Many students do drop out or don't finish, Rutenbar said, but mainly because "it's harder to get an appointment with a good dentist" than to sign up for a MOOC.
The experience has shown him that different students learn at different rates - and that the rate is many times determined by other priorities in their lives, such as a job or family.
That's why the information in his course has been segmented, and why it has been so popular.
"Some of these students simply don't have the time to sit down and watch a two-hour lecture video," he said. "But they can watch a series of 10-minute videos over time."
Vazquez-Cognet also paid special attention to his highest-performing Coursera students, congratulating them in a conference call that he also used to prod them for course feedback.
He said it is much too early to make grand statements about how the MOOC movement ultimately will fit within the structure of higher education because serious questions remain. A fundamental example: If credit ever were to be offered for a MOOC, how would the university verify the virtual student is really who the student claims to be?
"I'm not sure yet," Vazquez-Cognet said. "This is part of the experiment. For now there will be two different and distinct spheres."
Trending upward
The number of U. of I.-approved MOOCs will increase as the university works to develop and roll out a second cohort.
Right now, six of the 10 original U. of I. courses have been offered, two of the remaining four are nearing completion and will be offered early next year, and funding for five new MOOCS recently was approved by the campus review committee.
"Two important selection criteria are that the course has to reflect our mission as a land-grant institution and has to benefit our students in some way," said Deanna Raineri, an associate dean in the College of Liberal Arts and Sciences.
Already half of the current MOOCs originate from LAS and Raineri said that trend may continue because general education courses are inherently easier to transfer to an online format - or already are being offered online.

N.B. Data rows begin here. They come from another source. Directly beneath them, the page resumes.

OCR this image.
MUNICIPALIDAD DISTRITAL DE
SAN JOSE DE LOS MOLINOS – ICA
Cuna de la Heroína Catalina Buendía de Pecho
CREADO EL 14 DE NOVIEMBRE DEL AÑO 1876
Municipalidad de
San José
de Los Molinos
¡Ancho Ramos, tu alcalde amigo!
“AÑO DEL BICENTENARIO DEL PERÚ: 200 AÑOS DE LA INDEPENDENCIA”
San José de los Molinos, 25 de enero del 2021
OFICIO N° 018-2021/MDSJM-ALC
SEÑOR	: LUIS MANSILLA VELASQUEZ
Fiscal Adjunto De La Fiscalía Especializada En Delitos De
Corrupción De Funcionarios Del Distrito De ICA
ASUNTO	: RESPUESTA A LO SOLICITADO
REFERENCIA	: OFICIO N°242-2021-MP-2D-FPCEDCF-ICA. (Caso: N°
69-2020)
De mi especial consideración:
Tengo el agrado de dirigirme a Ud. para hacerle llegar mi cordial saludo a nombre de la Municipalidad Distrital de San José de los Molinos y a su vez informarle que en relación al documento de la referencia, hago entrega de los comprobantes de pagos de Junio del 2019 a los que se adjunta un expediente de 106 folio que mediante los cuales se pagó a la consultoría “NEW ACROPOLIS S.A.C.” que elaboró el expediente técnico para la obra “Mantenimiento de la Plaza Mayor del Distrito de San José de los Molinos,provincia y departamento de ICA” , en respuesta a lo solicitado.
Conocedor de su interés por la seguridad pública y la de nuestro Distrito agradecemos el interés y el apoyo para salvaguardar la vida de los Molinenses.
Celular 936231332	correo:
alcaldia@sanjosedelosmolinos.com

The average cost so far for a MOOC conversion is still unknown because much of the content in the current MOOC roster already existed in an online format. Much of the expense is for audio and video production, captioning and graphics. And much of that work has been done by staff at LAS' Applied Technologies for Learning in the Arts and Sciences, and the Office of Online and Continuing Education (now part of the Center for Innovation in Teaching and Learning).
"This is really a team effort and we've provided a huge amount of support," Raineri said.
She said the value of online courses is becoming more and more obvious, whether it's for recruiting, reaching nontraditional students, repurposing online content to enrich an on-campus course or as a way to reduce time-to-degree completion.
"For one thing, we're not doing this exclusively for us or for Coursera - it's part of our land-grant mission to reach out to the world and we are benefitting in many ways," she said. "For example, being a part of Coursera has given educational researchers here access to an unprecedented amount of data. The sheer scale of MOOCs allows us to quickly identify whether a new teaching practice or assignment works well and these best practices can then be applied to the classroom. It's also an opportunity to showcase what we do at Illinois."
Students from 140 countries have signed up since last year.
Raineri said instructors also are using MOOCs to test alternative forms of credentialing, including the use of digital "badges" in an effort to recognize various levels of knowledge acquisition or mastery - though there are no plans to offer transcript credit.
"We can't compare them to our own students because it's an entirely different group of students with entirely different needs," she said. "Many of the Coursera students just want to look at the videos but they have no intention of taking the exams or finishing the course."
Further integration of the MOOC mentality will play out with creation of the Center for Innovation in Teaching and Learning.
"I'm glad we did this," she said. "We are learning so much and it is enriching our campus courses, but we are proceeding cautiously; the university has to figure out what our strategy is for delivering MOOCs."